The results were not surprising, but indicative of the array of challenges Canwest faces as it works to recover from a crippling economic downturn that undercut revenues and left it unable to cope with a massive $4-billion debt.

Some of its divisions were placed under creditor protection, including its conventional TV operations, as it etches out a restructuring plan with its major creditors. Overall revenue dropped to $624 million from $721 million, which Canwest president and CEO Leonard Asper attributed to the pressure a difficult economic climate has placed on advertisers.

“While the abrupt and unprecedented decline in advertising revenue had a significant impact on Canwest, most business units continued to perform better than the industry average with online and specialty television reporting growth even in the face of the recession,” Asper said, basing his estimates on data from the Television Bureau of Canada.

Like other advertising-dependent media companies, Canwest has felt the impact of a global economic slowdown that began gripping Canada in October 2008. It is also grappling with the huge debtload, accumulated several years earlier as the broadcaster expanded into newspaper publishing and specialty TV.

Canwest said its operating profit — which excludes a number of items counted in net earnings — fell by 58 per cent to $25 million from $60 million. Stripping out restructuring costs, impairments and other one-time expenses, the operating profit would have been more than twice as high — $52 million, down a more moderate 14 per cent from the fourth quarter of 2008.

However, Canwest posted a loss of $1.69 billion for the fiscal year, versus a $1.03 billion loss in fiscal 2008.

Canwest “still has a lot of obstacles to overcome before it can realistically determine whether it will survive this transitional period,” said Carmi Levy an analyst at AR Communications Inc.

“We are nowhere near the point where we can assess whether Canwest has succeeded or not.”

Canwest has said it hopes to complete its restructuring process by the end of January.

Aside from Global Television, the conventional TV network that’s operating under court protection, Canwest owns several large-market daily newspapers and has a stake in specialty cable channels that aren’t under creditor protection. It also owns the National Post newspaper, which was moved under the same corporate umbrella as other dailies earlier this year.

Canwest has also been grappling with its investment partner Goldman Sachs & Co., filing documents in court earlier this week which showed the two companies, which teamed to buy the assets of Alliance Atlantis, are now sparring over specialty channels they both own.

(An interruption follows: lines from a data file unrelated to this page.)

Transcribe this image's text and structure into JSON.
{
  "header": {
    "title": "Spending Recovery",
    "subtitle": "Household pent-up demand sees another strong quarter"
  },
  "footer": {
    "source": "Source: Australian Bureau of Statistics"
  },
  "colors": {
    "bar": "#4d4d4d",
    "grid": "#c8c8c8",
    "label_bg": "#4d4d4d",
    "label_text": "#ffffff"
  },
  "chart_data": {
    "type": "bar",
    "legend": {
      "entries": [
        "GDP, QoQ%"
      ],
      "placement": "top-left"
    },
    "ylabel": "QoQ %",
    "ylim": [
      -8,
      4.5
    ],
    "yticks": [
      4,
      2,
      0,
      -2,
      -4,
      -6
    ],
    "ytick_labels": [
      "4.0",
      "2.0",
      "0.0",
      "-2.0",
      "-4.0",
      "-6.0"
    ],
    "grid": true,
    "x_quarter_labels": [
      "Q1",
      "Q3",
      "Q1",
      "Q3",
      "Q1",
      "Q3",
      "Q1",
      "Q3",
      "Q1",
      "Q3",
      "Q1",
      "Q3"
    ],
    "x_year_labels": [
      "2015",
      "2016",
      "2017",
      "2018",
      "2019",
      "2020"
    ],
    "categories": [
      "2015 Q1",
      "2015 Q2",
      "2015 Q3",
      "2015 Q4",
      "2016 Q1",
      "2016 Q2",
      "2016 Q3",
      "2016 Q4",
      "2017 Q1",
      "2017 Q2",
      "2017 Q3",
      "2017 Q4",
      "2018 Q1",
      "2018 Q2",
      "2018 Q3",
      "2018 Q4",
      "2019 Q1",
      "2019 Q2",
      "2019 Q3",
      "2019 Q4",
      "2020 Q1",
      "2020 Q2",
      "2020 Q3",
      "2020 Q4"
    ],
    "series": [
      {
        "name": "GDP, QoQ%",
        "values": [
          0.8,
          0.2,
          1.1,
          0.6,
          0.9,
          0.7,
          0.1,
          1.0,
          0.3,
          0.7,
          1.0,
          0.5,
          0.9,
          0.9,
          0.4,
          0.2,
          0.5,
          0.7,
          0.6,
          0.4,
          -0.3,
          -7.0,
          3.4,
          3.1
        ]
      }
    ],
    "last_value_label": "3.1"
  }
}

In court documents, Canwest executives asked that the court side with them over the channels, which it says are crucial to restructuring the company and appeasing creditors.

Goldman filed documents which said it offered to help Canwest repeatedly throughout the year, but the two sides were unable to reach mutually favourable terms.

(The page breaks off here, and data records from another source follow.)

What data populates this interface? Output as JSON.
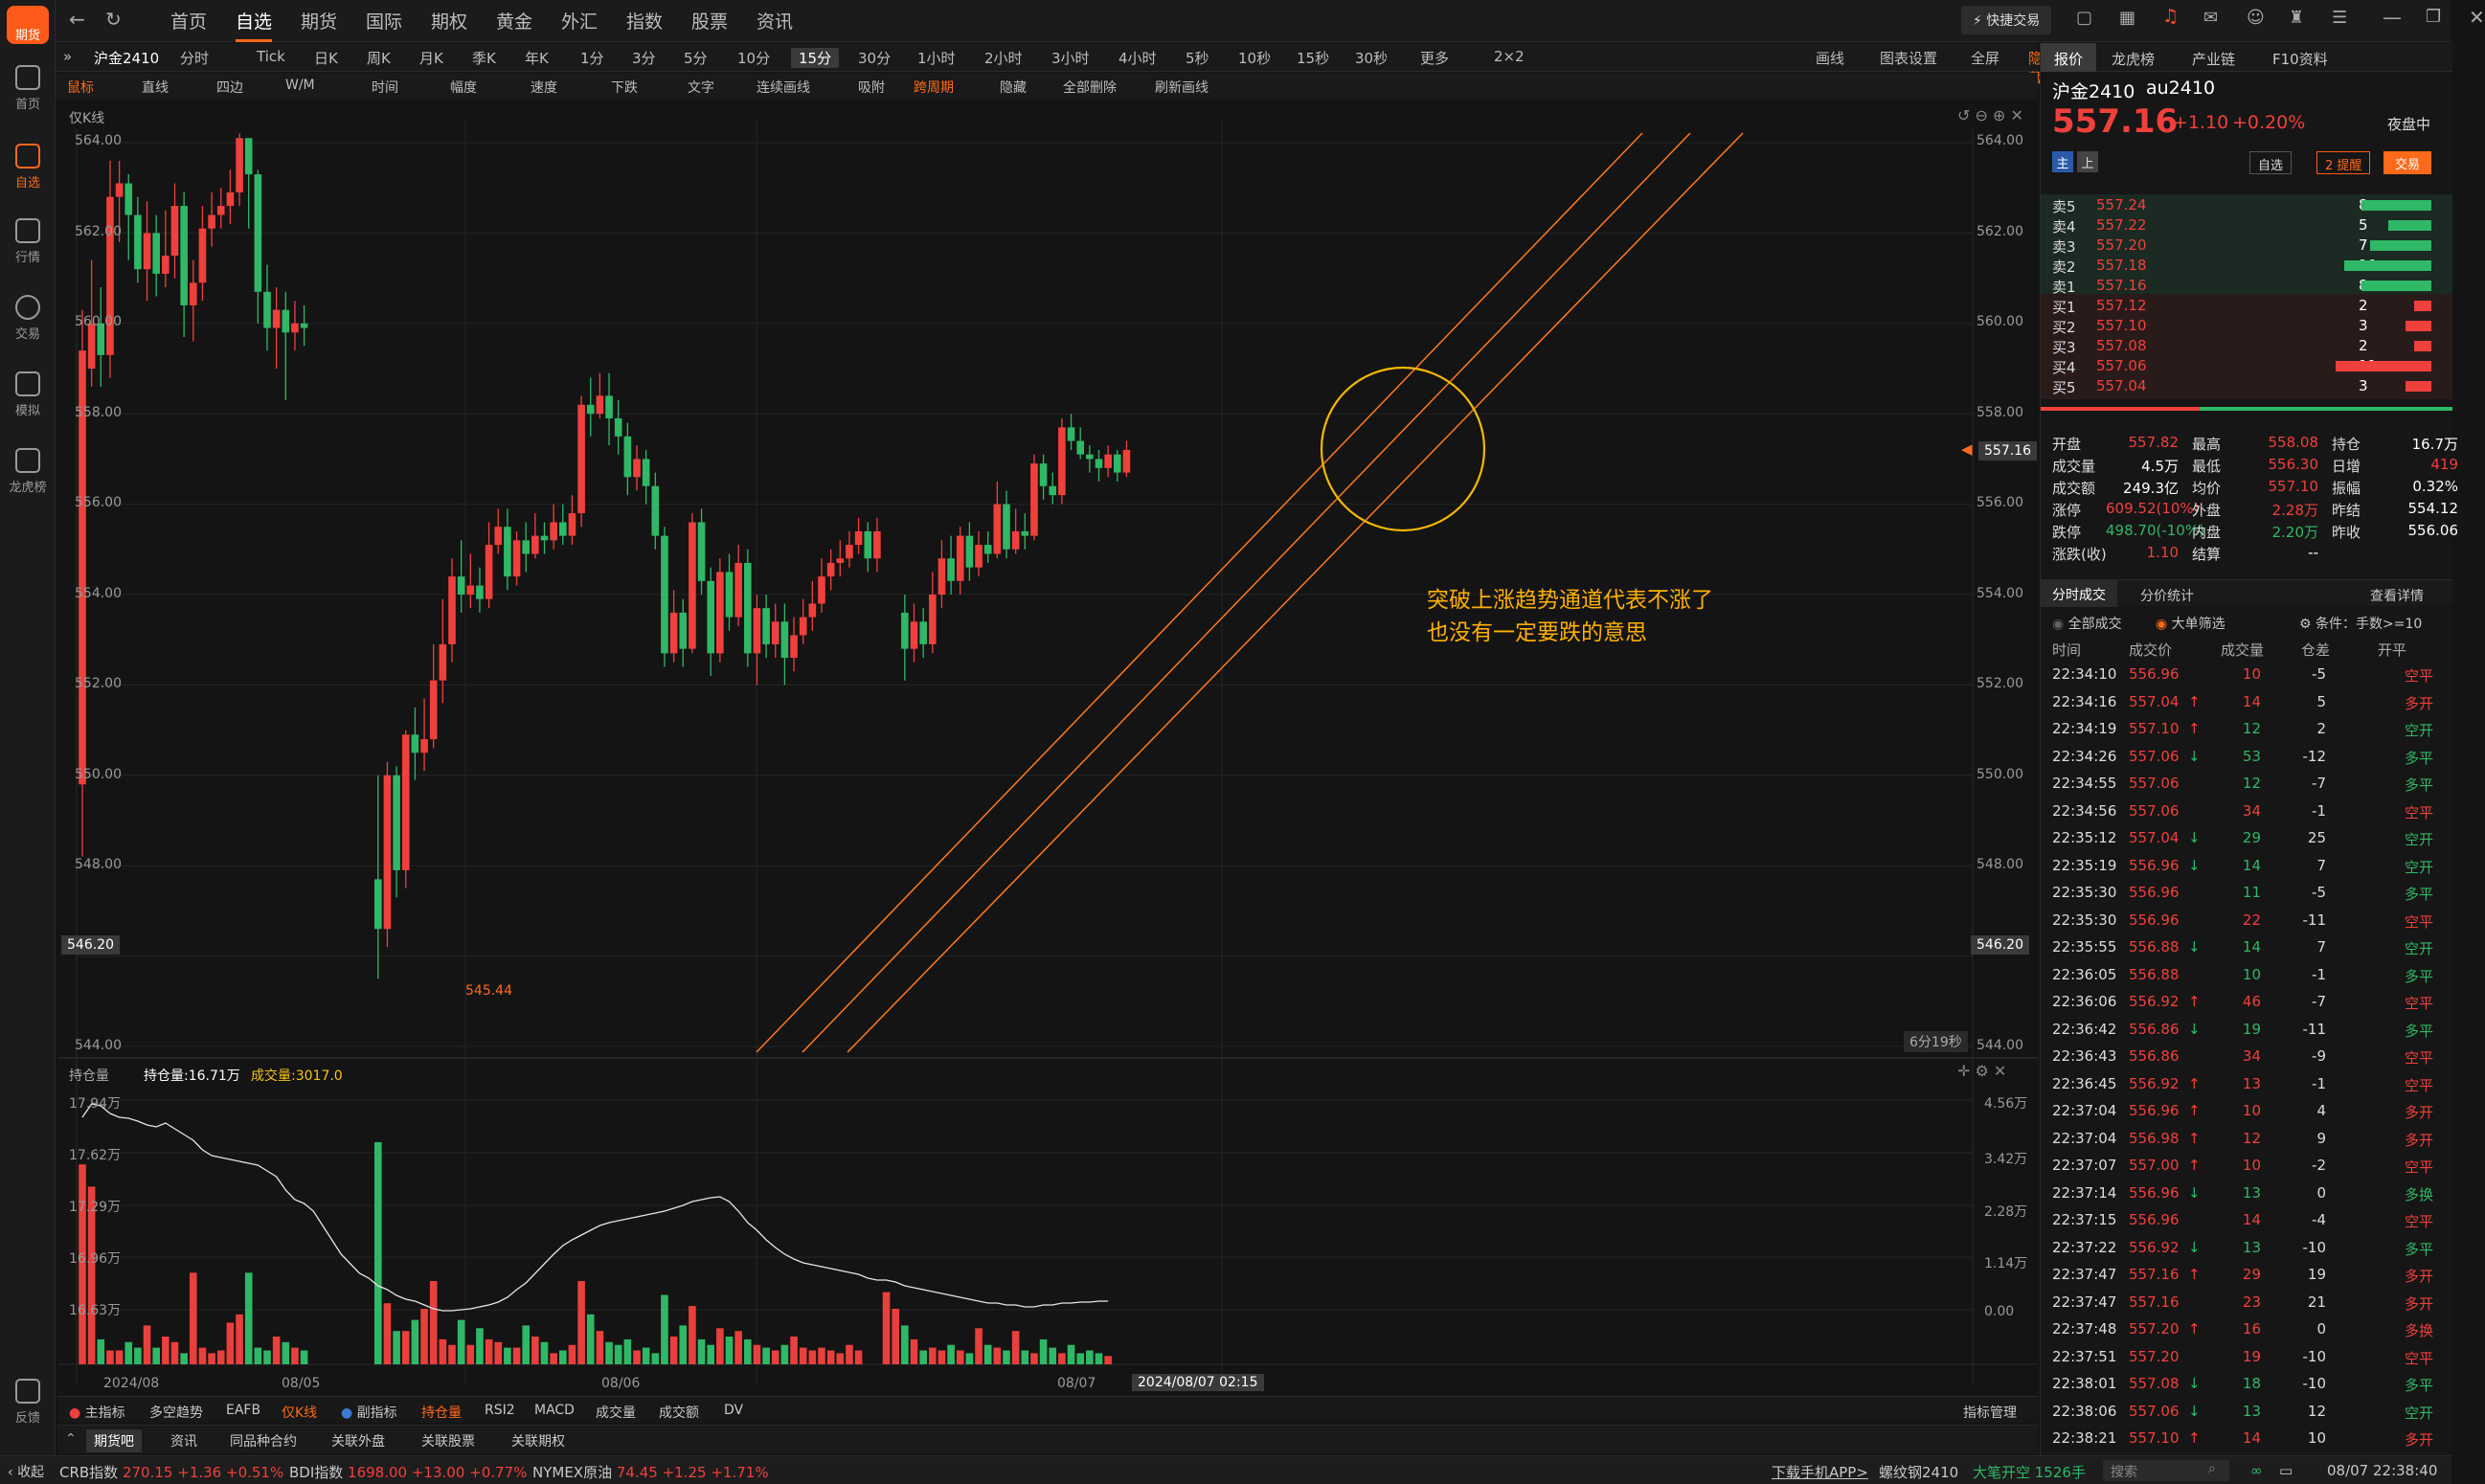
{
  "app": {
    "logo_text": "期货"
  },
  "left_rail": [
    {
      "label": "首页",
      "icon": "grid-icon"
    },
    {
      "label": "自选",
      "icon": "plus-square-icon"
    },
    {
      "label": "行情",
      "icon": "chart-icon"
    },
    {
      "label": "交易",
      "icon": "yen-icon"
    },
    {
      "label": "模拟",
      "icon": "gamepad-icon"
    },
    {
      "label": "龙虎榜",
      "icon": "stack-icon"
    },
    {
      "label": "反馈",
      "icon": "chat-icon"
    },
    {
      "label": "收起",
      "icon": "collapse-icon"
    }
  ],
  "top_nav": {
    "tabs": [
      "首页",
      "自选",
      "期货",
      "国际",
      "期权",
      "黄金",
      "外汇",
      "指数",
      "股票",
      "资讯"
    ],
    "active": "自选",
    "quick_trade": "快捷交易"
  },
  "period_bar": {
    "symbol": "沪金2410",
    "periods": [
      "分时",
      "Tick",
      "日K",
      "周K",
      "月K",
      "季K",
      "年K",
      "1分",
      "3分",
      "5分",
      "10分",
      "15分",
      "30分",
      "1小时",
      "2小时",
      "3小时",
      "4小时",
      "5秒",
      "10秒",
      "15秒",
      "30秒",
      "更多",
      "2×2"
    ],
    "active": "15分",
    "right_tools": [
      "画线",
      "图表设置",
      "全屏",
      "隐藏"
    ]
  },
  "draw_tools": [
    "鼠标",
    "直线",
    "四边",
    "W/M",
    "时间",
    "幅度",
    "速度",
    "下跌",
    "文字",
    "连续画线",
    "吸附",
    "跨周期",
    "隐藏",
    "全部删除",
    "刷新画线"
  ],
  "chart": {
    "indicator_label": "仅K线",
    "countdown": "6分19秒",
    "current_price_flag": "557.16",
    "crosshair_price": "546.20",
    "low_label": "545.44",
    "annotation_line1": "突破上涨趋势通道代表不涨了",
    "annotation_line2": "也没有一定要跌的意思",
    "y_ticks": [
      "564.00",
      "562.00",
      "560.00",
      "558.00",
      "556.00",
      "554.00",
      "552.00",
      "550.00",
      "548.00",
      "544.00"
    ],
    "x_labels": [
      "2024/08",
      "08/05",
      "08/06",
      "08/07"
    ],
    "x_crosshair": "2024/08/07 02:15"
  },
  "sub_chart": {
    "indicator_label": "持仓量",
    "oi_label": "持仓量:16.71万",
    "vol_label": "成交量:3017.0",
    "left_ticks": [
      "17.94万",
      "17.62万",
      "17.29万",
      "16.96万",
      "16.63万"
    ],
    "right_ticks": [
      "4.56万",
      "3.42万",
      "2.28万",
      "1.14万",
      "0.00"
    ]
  },
  "indicator_bar": [
    "主指标",
    "多空趋势",
    "EAFB",
    "仅K线",
    "副指标",
    "持仓量",
    "RSI2",
    "MACD",
    "成交量",
    "成交额",
    "DV",
    "指标管理"
  ],
  "news_bar": [
    "期货吧",
    "资讯",
    "同品种合约",
    "关联外盘",
    "关联股票",
    "关联期权"
  ],
  "right_panel": {
    "tabs": [
      "报价",
      "龙虎榜",
      "产业链",
      "F10资料"
    ],
    "symbol": "沪金2410",
    "code": "au2410",
    "price": "557.16",
    "change": "+1.10",
    "change_pct": "+0.20%",
    "session": "夜盘中",
    "main_badge": "主",
    "up_badge": "上",
    "btn_watch": "自选",
    "btn_alert": "2 提醒",
    "btn_trade": "交易",
    "asks": [
      {
        "label": "卖5",
        "price": "557.24",
        "qty": "8"
      },
      {
        "label": "卖4",
        "price": "557.22",
        "qty": "5"
      },
      {
        "label": "卖3",
        "price": "557.20",
        "qty": "7"
      },
      {
        "label": "卖2",
        "price": "557.18",
        "qty": "10"
      },
      {
        "label": "卖1",
        "price": "557.16",
        "qty": "8"
      }
    ],
    "bids": [
      {
        "label": "买1",
        "price": "557.12",
        "qty": "2"
      },
      {
        "label": "买2",
        "price": "557.10",
        "qty": "3"
      },
      {
        "label": "买3",
        "price": "557.08",
        "qty": "2"
      },
      {
        "label": "买4",
        "price": "557.06",
        "qty": "11"
      },
      {
        "label": "买5",
        "price": "557.04",
        "qty": "3"
      }
    ],
    "stats": [
      [
        [
          "开盘",
          "557.82",
          "red"
        ],
        [
          "最高",
          "558.08",
          "red"
        ],
        [
          "持仓",
          "16.7万",
          "white"
        ]
      ],
      [
        [
          "成交量",
          "4.5万",
          "white"
        ],
        [
          "最低",
          "556.30",
          "red"
        ],
        [
          "日增",
          "419",
          "red"
        ]
      ],
      [
        [
          "成交额",
          "249.3亿",
          "white"
        ],
        [
          "均价",
          "557.10",
          "red"
        ],
        [
          "振幅",
          "0.32%",
          "white"
        ]
      ],
      [
        [
          "涨停",
          "609.52(10%)",
          "red"
        ],
        [
          "外盘",
          "2.28万",
          "red"
        ],
        [
          "昨结",
          "554.12",
          "white"
        ]
      ],
      [
        [
          "跌停",
          "498.70(-10%)",
          "green"
        ],
        [
          "内盘",
          "2.20万",
          "green"
        ],
        [
          "昨收",
          "556.06",
          "white"
        ]
      ],
      [
        [
          "涨跌(收)",
          "1.10",
          "red"
        ],
        [
          "结算",
          "--",
          "white"
        ]
      ]
    ],
    "trade_tabs": [
      "分时成交",
      "分价统计"
    ],
    "more": "查看详情",
    "filter_all": "全部成交",
    "filter_big": "大单筛选",
    "filter_cond": "条件：手数>=10",
    "trade_headers": [
      "时间",
      "成交价",
      "成交量",
      "仓差",
      "开平"
    ],
    "trades": [
      [
        "22:34:10",
        "556.96",
        "",
        "10",
        "-5",
        "空平",
        "red"
      ],
      [
        "22:34:16",
        "557.04",
        "up",
        "14",
        "5",
        "多开",
        "red"
      ],
      [
        "22:34:19",
        "557.10",
        "up",
        "12",
        "2",
        "空开",
        "green"
      ],
      [
        "22:34:26",
        "557.06",
        "down",
        "53",
        "-12",
        "多平",
        "green"
      ],
      [
        "22:34:55",
        "557.06",
        "",
        "12",
        "-7",
        "多平",
        "green"
      ],
      [
        "22:34:56",
        "557.06",
        "",
        "34",
        "-1",
        "空平",
        "red"
      ],
      [
        "22:35:12",
        "557.04",
        "down",
        "29",
        "25",
        "空开",
        "green"
      ],
      [
        "22:35:19",
        "556.96",
        "down",
        "14",
        "7",
        "空开",
        "green"
      ],
      [
        "22:35:30",
        "556.96",
        "",
        "11",
        "-5",
        "多平",
        "green"
      ],
      [
        "22:35:30",
        "556.96",
        "",
        "22",
        "-11",
        "空平",
        "red"
      ],
      [
        "22:35:55",
        "556.88",
        "down",
        "14",
        "7",
        "空开",
        "green"
      ],
      [
        "22:36:05",
        "556.88",
        "",
        "10",
        "-1",
        "多平",
        "green"
      ],
      [
        "22:36:06",
        "556.92",
        "up",
        "46",
        "-7",
        "空平",
        "red"
      ],
      [
        "22:36:42",
        "556.86",
        "down",
        "19",
        "-11",
        "多平",
        "green"
      ],
      [
        "22:36:43",
        "556.86",
        "",
        "34",
        "-9",
        "空平",
        "red"
      ],
      [
        "22:36:45",
        "556.92",
        "up",
        "13",
        "-1",
        "空平",
        "red"
      ],
      [
        "22:37:04",
        "556.96",
        "up",
        "10",
        "4",
        "多开",
        "red"
      ],
      [
        "22:37:04",
        "556.98",
        "up",
        "12",
        "9",
        "多开",
        "red"
      ],
      [
        "22:37:07",
        "557.00",
        "up",
        "10",
        "-2",
        "空平",
        "red"
      ],
      [
        "22:37:14",
        "556.96",
        "down",
        "13",
        "0",
        "多换",
        "green"
      ],
      [
        "22:37:15",
        "556.96",
        "",
        "14",
        "-4",
        "空平",
        "red"
      ],
      [
        "22:37:22",
        "556.92",
        "down",
        "13",
        "-10",
        "多平",
        "green"
      ],
      [
        "22:37:47",
        "557.16",
        "up",
        "29",
        "19",
        "多开",
        "red"
      ],
      [
        "22:37:47",
        "557.16",
        "",
        "23",
        "21",
        "多开",
        "red"
      ],
      [
        "22:37:48",
        "557.20",
        "up",
        "16",
        "0",
        "多换",
        "red"
      ],
      [
        "22:37:51",
        "557.20",
        "",
        "19",
        "-10",
        "空平",
        "red"
      ],
      [
        "22:38:01",
        "557.08",
        "down",
        "18",
        "-10",
        "多平",
        "green"
      ],
      [
        "22:38:06",
        "557.06",
        "down",
        "13",
        "12",
        "空开",
        "green"
      ],
      [
        "22:38:21",
        "557.10",
        "up",
        "14",
        "10",
        "多开",
        "red"
      ]
    ]
  },
  "status_bar": {
    "items": [
      {
        "name": "CRB指数",
        "value": "270.15",
        "chg": "+1.36",
        "pct": "+0.51%"
      },
      {
        "name": "BDI指数",
        "value": "1698.00",
        "chg": "+13.00",
        "pct": "+0.77%"
      },
      {
        "name": "NYMEX原油",
        "value": "74.45",
        "chg": "+1.25",
        "pct": "+1.71%"
      }
    ],
    "download": "下载手机APP>",
    "news_symbol": "螺纹钢2410",
    "news_text": "大笔开空 1526手",
    "search_placeholder": "搜索",
    "datetime": "08/07 22:38:40",
    "collapse": "收起"
  },
  "colors": {
    "up": "#f0403c",
    "down": "#2fb866",
    "accent": "#ff6a1a",
    "channel": "#ff7a1a",
    "highlight": "#f5b800"
  }
}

In quarterly earnings, revenue from publishing fell to $238 million in the quarter spanning the months of June, July and August, down 20 per cent from $299 million for the same period of fiscal 2008 — which predated a major global economic slowdown.

Publishing operating profit of $25 million for the fourth quarter was down 54 per cent from $54 million in the same period of fiscal 2008, Canwest said.

Canwest’s Canadian conventional and specialty cable operations reported fourth-quarter revenues of $184 million, 11 per cent lower than the same period in the previous year.

Operating profit in the fourth quarter was $12 million, compared to a loss of $400,000 the previous year.

Canwest’s Australian television operations, which have been sold, accounted for $171 million of revenue and $19 million in operating profit in the fourth quarter.

For the full year ended Aug. 31, Canwest overall revenue was $2.87 billion, down eight per cent from $3.13 billion in fiscal 2008.

Operating profit, which is a non-standard measure of profitability, was $310 million including restructuring and other expenses, down 44 per cent from $551 million in fiscal 2008.

Canwest shares closed unchanged at eight cents on the TSX Venture Exchange.